Le trio montréalais se confie sur le cheminement qui a mené à la réalisation de leur premier album éponyme. « Une des grandes insatisfactions que connaissent les artistes et musiciens, c’est le sentiment de ne pas être en contrôle de sa destinée. Tu es toujours dans l’attente d’un manager, d’un relationniste, d’une producteur, d’un promoteur, etc.. L’autoproduction, pour nous qui venons pas du tout du milieu de la musique, c’était notre façon d’être en contrôle et d’aller chercher de la satisfaction dans le processus au complet, pas seulement le résultat. On a donc tout appris par essai et erreur au cours des cinq dernières années ». Avoue candidement François Royer Mireault, guitariste de la formation.
Pour un groupe qui s'autoproduit, il s'agit souvent d'un long et sinueux parcours. « Tout a commencé avec des démos iPhones dans une chambre. Ensuite, c’était
des essais sur Garage Band avec des drum loops et des effets de voix douteux. On s’est acheté des micros, des
fils et on a téléchargé le logiciel open source Reaper. Éventuellement
quelqu’un nous a montré comment utiliser une interface audio pour enregistrer
dans notre local et commencer à faire des démos en pistes séparées. On a
compris la différence entre le mix et le mastering, et de son importance, disons qu'on a appris sur le tas ». Confie le musicien.
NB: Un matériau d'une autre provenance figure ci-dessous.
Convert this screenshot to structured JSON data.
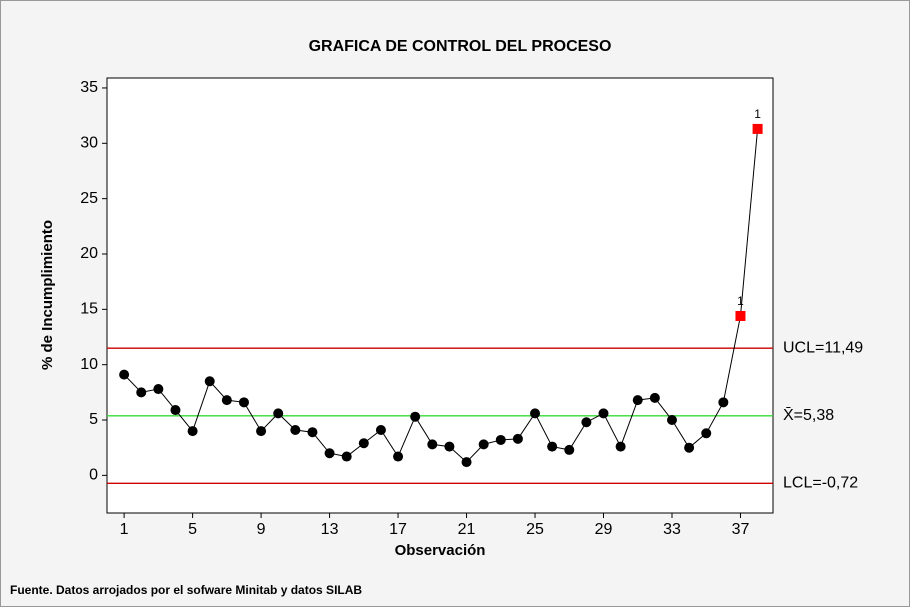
{
  "chart_data": {
    "type": "control",
    "title": "GRAFICA DE CONTROL DEL PROCESO",
    "xlabel": "Observación",
    "ylabel": "% de Incumplimiento",
    "footnote": "Fuente. Datos arrojados por el sofware Minitab y datos SILAB",
    "x": [
      1,
      2,
      3,
      4,
      5,
      6,
      7,
      8,
      9,
      10,
      11,
      12,
      13,
      14,
      15,
      16,
      17,
      18,
      19,
      20,
      21,
      22,
      23,
      24,
      25,
      26,
      27,
      28,
      29,
      30,
      31,
      32,
      33,
      34,
      35,
      36,
      37,
      38
    ],
    "values": [
      9.1,
      7.5,
      7.8,
      5.9,
      4.0,
      8.5,
      6.8,
      6.6,
      4.0,
      5.6,
      4.1,
      3.9,
      2.0,
      1.7,
      2.9,
      4.1,
      1.7,
      5.3,
      2.8,
      2.6,
      1.2,
      2.8,
      3.2,
      3.3,
      5.6,
      2.6,
      2.3,
      4.8,
      5.6,
      2.6,
      6.8,
      7.0,
      5.0,
      2.5,
      3.8,
      6.6,
      14.4,
      31.3
    ],
    "point_labels": [
      null,
      null,
      null,
      null,
      null,
      null,
      null,
      null,
      null,
      null,
      null,
      null,
      null,
      null,
      null,
      null,
      null,
      null,
      null,
      null,
      null,
      null,
      null,
      null,
      null,
      null,
      null,
      null,
      null,
      null,
      null,
      null,
      null,
      null,
      null,
      null,
      "1",
      "1"
    ],
    "color": "#000000",
    "flag_color": "#ff0000",
    "control_lines": [
      {
        "label": "UCL=11,49",
        "value": 11.49,
        "color": "#cc0000"
      },
      {
        "label": "X̄=5,38",
        "value": 5.38,
        "color": "#33dd33"
      },
      {
        "label": "LCL=-0,72",
        "value": -0.72,
        "color": "#cc0000"
      }
    ],
    "xlim": [
      0,
      38.9
    ],
    "ylim": [
      -3.4,
      35.9
    ],
    "xticks": [
      1,
      5,
      9,
      13,
      17,
      21,
      25,
      29,
      33,
      37
    ],
    "yticks": [
      0,
      5,
      10,
      15,
      20,
      25,
      30,
      35
    ]
  }
}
« Pour l’album comme tel, on avait une vingtaine de démos qui avait été
écrits entre 2010 et 2016. On avait eu notre entrainement avec le EP ‘Words In
Gold’ de 2015. On savait qu’une chanson doit être portée à bout de bras entre
l’écriture, la période de pratique, l’arrangement final, l’enregistrement et le
mix. Certaines maquettes étaient au stade de riff et mélodie, d’autres déjà arrangées à
la note et au mot près. On s’est donné trois mois les enregistrer, au rythme de deux par semaine dans notre petit local à la Coop Symphonique. On s’est aussi enfermé deux jours dans un chalet pour se sortir de notre routine. La formule était
simple : on jouait les chansons et on enregistrait le tout en live. Ça donnait
un bon aperçu du fond des compositions. On ajoutait ensuite piano,
harmonica, percussions, voix, du mieux qu’on pouvait, sans trop se casser la
tête. On a terminé avec une playlist de 11 chansons produites à l’arrache mais
qui nous permettaient de voir clairement où on s’en allait avant de rentrer en
studio ». Précise François également impliqué au sein de l'agence de commandites Elevent.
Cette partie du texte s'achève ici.